As I decorated the tree, there were tears. There were. I admit it. There were sad tears and happy tears, and tears of clarity, of understanding. Because what was so cool about it all was that in the midst of decorating that tree was that I realized that the tree is the whole. The ornaments are the parts. The tree holds them all together. ALL together. The broken and the beautiful all on one tree which signifies eternal life. Green, green, green, eternal life. The star signifies that gift of Christ which allows us all to have eternal life. And the ornaments? They are but symbols of the beautiful and broken pieces of our lives…moments and milestones in our lives…all in the light of eternity.
In the light of eternity, things pale. We gain perspective. We gain HOPE. Hope that allows the broken and the beautiful ornaments to all co-habitate to be significant parts of a beautiful “whole”. Yes, tears fell as I acknowledged the broken. But the joy that came as I realized the beautiful? The beautiful Truth that what God allows, He can use. The truth that Christ came for the broken…and sees the brokenness in our lives just as we do. But oh, how He can transform the broken into the beautiful. He knows all about it, for the Cross he came to bear, brought freedom for eternity for those of us who choose to call Him our Savior. Our ‘broken and beautiful’ Savior*.
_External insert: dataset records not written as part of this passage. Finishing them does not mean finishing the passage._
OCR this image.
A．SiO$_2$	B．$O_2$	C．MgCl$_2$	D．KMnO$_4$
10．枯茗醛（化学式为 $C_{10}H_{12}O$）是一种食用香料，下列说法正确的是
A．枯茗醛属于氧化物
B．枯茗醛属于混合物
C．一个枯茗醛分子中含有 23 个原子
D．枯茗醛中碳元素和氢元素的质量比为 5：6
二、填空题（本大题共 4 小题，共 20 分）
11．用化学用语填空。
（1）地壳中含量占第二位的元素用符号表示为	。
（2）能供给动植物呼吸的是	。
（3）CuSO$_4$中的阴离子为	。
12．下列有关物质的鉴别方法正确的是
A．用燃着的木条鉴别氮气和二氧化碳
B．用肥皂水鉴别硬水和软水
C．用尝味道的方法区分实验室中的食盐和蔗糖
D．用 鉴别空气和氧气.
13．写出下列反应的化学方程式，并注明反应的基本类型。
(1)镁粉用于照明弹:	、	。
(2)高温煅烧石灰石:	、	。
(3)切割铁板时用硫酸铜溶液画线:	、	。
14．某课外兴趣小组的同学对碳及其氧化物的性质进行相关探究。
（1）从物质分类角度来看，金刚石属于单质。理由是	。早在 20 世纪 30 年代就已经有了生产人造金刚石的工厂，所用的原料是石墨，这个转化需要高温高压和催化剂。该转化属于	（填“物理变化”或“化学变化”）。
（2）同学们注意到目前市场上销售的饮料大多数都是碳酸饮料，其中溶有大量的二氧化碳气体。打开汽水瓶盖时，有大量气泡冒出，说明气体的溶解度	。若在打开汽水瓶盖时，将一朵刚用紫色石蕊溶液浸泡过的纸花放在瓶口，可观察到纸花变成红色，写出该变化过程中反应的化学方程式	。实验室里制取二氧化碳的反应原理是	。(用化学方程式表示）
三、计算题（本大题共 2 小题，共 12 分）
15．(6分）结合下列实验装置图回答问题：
Yes, the space under the tree will not have as much “sTuFf” to fill it up this year. We’ve made a choice to keep it simple. But the gifts, the true gifts that last? My tree is FULL of reminders of them. Full. And unlike the sTuFf that will probably be forgotten by midyear, these gifts of moments, memories, truths, will last.May my hands be more empty and my heart be determined to encourage and love well in the moments we have together…In the broken and the beautiful, may we embrace the truth that God is with us…EMMANUEL. WITH us. Through it ALL. And that, is the amazing and wonderful beauty of Christmas. GOD is with us. God IS with us. God is WITH us. God is with US. GOD IS WITH US.
So, a Merry, Merry Christmas to you and yours. May your trees and hearts be full of hope. FULL of Hope that weaves the beautiful and broken together in the light of a Risen Savior who is called Emmanuel. God is with us.
* A little addendum here. When I say “broken and beautiful Savior”? The word “broken” is in reference to what he endured for us. As the words in Isaiah 53:5 say, “But he was wounded for our transgressions, he was bruised for our iniquities: the chastisement of our peace was upon him; and with his stripes we are healed.” He was ‘broken’ that we may be healed. He bore our sins that we might be free from the tyrranical nature of sin. In no way did I intend the phrase “broken and beautiful Savior” to negate or minimize the perfection of Christ. I was just referring to what He endured for us. Just clarifying!
2 responses to a few Christmas thoughts on being empty and being full
This is lovely. I can totally relate! Merry Christmas!
Thanks for stopping by and your comment…A Merry Christmas to you as well!